For a filmmaker who has created strong female characters as seen in CEO (2016) and Citation (2020), Afolayan’s females in Aníkúlápó are uninspiring. Perhaps the director seeks to portray precolonial Oyo women as largely unambitious. In early Oyo history, the king’s older wives are known to train the younger ones (B. A. Agiri [1975], “Early Oyo History Reconsidered”, History in Africa [2]:1–16). In Aníkúlápó, the king’s wives bicker at each other, modeling banal jealousy. The king’s oldest wife exerts authority only over the servants and not the harem. Princess Omowunmi is indecisive. When she calls Arolake a “husband snatcher” in Aníkúlápó 1, there is sympathy for Saro’s broken-hearted secret admirer. But in Aníkúlápó 2, we not only realize she is betrothed to Bashorun’s son, she happily marries Prince Kuranga of Ede. Latorera typifies the inability of young girls to exist without male authority—first her father, and then Saro as husband. Even in death, Saro must rally support for Latorera. She is completely lost following Saro’s disappearance and her son’s birth. Only Awarun’s motherly and commanding presence, and material support comfort her. Inconsistency defines Arolake, except for her unsettling naivety, unabating for a young girl forced into early marriage and made to live amid undisguised hatred, navigating her survival and loneliness on daily basis. Her wish to return to this palace to face punishment for adultery and the unforgiving taunt of co-wives appears implausible. Safe for the mutual love shared with the ageing king, one wonders why Arolake would give up a young lover, wealth, servants, and fulfillment in helping others to return to a palace of torture. For the untransformed hero, “once bitten, twice shy” does not apply.

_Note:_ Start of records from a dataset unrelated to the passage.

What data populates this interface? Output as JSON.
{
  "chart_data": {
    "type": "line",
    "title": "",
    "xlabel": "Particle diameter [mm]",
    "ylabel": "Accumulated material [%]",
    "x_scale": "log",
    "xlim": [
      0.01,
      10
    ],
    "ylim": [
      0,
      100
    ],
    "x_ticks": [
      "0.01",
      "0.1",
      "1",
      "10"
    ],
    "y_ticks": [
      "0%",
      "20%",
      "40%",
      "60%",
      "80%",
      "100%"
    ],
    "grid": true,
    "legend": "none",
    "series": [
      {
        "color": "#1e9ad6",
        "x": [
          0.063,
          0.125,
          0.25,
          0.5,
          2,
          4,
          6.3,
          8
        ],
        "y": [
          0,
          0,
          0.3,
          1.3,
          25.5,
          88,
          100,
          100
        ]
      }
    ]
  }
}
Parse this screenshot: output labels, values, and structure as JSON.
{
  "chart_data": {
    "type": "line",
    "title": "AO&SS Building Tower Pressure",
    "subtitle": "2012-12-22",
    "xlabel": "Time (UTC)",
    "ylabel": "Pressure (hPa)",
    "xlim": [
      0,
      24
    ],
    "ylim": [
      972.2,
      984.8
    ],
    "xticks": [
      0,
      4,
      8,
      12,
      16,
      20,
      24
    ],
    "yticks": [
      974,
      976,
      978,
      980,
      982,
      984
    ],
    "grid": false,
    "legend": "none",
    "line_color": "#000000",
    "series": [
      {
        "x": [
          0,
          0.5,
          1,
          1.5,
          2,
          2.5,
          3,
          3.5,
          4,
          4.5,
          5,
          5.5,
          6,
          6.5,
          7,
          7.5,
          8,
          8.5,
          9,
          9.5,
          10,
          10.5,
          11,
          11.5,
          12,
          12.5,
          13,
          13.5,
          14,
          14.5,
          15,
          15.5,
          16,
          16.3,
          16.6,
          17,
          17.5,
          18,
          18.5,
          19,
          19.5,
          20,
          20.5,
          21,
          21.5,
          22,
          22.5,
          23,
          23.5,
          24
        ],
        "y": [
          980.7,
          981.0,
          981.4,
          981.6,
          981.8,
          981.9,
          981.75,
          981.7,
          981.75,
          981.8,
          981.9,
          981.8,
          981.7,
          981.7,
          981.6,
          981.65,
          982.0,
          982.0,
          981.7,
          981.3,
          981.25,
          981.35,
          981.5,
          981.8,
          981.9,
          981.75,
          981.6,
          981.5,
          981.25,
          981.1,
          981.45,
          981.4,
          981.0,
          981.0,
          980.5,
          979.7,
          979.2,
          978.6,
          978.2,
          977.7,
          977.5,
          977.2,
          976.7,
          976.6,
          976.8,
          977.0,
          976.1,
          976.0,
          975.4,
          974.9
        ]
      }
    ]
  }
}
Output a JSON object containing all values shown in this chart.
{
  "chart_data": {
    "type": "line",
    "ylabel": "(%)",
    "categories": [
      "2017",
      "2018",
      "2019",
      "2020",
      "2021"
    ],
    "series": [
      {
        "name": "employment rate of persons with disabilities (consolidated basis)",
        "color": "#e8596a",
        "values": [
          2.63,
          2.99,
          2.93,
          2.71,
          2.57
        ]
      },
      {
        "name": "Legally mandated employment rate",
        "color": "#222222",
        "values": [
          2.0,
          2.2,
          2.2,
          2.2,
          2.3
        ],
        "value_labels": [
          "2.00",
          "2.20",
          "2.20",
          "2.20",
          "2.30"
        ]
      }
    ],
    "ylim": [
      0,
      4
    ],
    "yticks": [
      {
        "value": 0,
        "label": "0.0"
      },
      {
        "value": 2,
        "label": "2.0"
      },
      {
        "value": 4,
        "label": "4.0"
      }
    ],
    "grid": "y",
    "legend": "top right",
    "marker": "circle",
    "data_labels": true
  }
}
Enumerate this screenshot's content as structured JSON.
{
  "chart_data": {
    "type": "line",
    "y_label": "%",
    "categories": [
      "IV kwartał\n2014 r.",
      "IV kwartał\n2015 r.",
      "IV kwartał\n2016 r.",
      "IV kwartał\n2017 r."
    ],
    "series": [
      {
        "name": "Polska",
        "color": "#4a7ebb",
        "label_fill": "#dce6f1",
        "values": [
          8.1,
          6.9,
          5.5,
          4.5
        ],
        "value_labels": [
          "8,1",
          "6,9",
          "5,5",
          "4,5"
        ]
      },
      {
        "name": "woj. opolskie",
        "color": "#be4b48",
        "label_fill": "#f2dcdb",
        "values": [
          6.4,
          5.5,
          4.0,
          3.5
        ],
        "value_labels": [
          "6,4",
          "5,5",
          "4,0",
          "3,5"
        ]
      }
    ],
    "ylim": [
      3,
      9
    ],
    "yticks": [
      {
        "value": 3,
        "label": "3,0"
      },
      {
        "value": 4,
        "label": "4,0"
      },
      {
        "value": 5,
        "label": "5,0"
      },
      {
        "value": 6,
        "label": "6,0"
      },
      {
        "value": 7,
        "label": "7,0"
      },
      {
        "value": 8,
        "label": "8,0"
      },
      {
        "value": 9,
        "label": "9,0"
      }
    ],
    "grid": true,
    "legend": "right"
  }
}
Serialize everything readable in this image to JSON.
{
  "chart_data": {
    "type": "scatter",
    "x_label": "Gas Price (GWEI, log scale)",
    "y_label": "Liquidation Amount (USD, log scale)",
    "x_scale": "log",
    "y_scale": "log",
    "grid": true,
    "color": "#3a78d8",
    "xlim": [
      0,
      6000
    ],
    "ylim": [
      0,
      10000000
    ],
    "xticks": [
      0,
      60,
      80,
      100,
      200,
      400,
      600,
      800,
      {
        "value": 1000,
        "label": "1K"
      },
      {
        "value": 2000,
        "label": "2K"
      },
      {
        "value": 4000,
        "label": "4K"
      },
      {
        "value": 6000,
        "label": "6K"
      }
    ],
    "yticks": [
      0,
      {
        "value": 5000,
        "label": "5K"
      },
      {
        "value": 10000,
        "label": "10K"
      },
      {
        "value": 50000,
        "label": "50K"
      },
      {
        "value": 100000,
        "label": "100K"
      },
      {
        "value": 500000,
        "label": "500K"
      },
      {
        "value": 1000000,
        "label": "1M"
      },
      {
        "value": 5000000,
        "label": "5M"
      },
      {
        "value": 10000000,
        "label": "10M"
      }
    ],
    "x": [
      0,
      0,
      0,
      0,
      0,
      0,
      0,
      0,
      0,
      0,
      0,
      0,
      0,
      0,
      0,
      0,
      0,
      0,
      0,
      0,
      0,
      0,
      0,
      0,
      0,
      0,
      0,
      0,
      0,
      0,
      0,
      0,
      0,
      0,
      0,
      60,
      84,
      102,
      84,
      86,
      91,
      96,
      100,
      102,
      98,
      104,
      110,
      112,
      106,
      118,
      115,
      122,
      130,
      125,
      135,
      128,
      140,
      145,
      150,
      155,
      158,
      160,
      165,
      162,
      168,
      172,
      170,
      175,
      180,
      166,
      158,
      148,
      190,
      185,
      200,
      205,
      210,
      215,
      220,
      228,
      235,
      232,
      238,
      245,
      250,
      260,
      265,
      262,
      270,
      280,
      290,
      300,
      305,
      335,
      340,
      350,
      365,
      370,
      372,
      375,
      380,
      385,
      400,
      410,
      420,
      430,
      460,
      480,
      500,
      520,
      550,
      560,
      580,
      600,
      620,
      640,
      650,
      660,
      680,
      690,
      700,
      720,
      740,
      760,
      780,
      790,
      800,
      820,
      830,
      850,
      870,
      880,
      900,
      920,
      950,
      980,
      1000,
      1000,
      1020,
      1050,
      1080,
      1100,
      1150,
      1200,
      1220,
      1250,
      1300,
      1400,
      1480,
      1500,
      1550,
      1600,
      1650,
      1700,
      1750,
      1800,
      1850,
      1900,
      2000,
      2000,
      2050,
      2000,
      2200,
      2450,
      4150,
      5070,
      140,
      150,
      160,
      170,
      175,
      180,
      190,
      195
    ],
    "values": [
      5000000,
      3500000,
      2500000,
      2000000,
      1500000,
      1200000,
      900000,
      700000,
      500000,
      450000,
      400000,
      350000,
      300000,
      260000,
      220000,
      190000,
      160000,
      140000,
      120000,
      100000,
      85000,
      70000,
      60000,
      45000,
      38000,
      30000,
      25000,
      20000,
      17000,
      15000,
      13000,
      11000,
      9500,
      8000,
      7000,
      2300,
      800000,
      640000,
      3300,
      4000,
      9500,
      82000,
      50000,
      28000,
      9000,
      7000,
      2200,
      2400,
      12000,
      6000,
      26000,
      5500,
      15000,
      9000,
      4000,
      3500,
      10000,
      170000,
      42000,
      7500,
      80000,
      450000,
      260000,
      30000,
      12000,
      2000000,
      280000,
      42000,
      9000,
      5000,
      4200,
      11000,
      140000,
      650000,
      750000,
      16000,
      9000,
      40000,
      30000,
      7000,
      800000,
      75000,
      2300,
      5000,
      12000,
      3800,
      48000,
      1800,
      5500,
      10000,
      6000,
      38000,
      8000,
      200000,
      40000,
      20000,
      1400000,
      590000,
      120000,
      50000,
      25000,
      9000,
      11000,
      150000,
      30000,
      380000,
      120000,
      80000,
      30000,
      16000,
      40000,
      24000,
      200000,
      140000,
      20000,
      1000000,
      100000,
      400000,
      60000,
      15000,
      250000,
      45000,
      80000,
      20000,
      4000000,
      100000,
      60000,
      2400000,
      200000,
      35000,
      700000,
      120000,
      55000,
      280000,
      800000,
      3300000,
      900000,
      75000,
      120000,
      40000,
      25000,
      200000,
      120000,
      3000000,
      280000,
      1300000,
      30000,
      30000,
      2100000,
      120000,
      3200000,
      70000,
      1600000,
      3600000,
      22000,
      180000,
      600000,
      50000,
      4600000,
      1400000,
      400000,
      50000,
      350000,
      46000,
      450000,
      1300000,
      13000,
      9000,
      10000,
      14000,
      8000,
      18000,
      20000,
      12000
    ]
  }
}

Aníkúlápó is a tale of many contradictions, raising multiple questions—for example, the silence over such an important personality as Bashorun or the betrothal of his son to Princess Omowunmi in Part One; what becomes of Saro following an incomplete mission of returning the resurrected souls? Arolake’s inability to grow with her experiences; the old woman’s refusal to return to the dead despite being blind and dependent on others; Akala’s powerlessness over Saro or Arolake, among others. While these gaps raise anticipation for another sequel, an incomplete hero’s arc often leaves the audience unfulfilled. Nonetheless, the engagement with African folklore and Yoruba belief in the interconnectedness of life, death and the unborn is a worthy venture.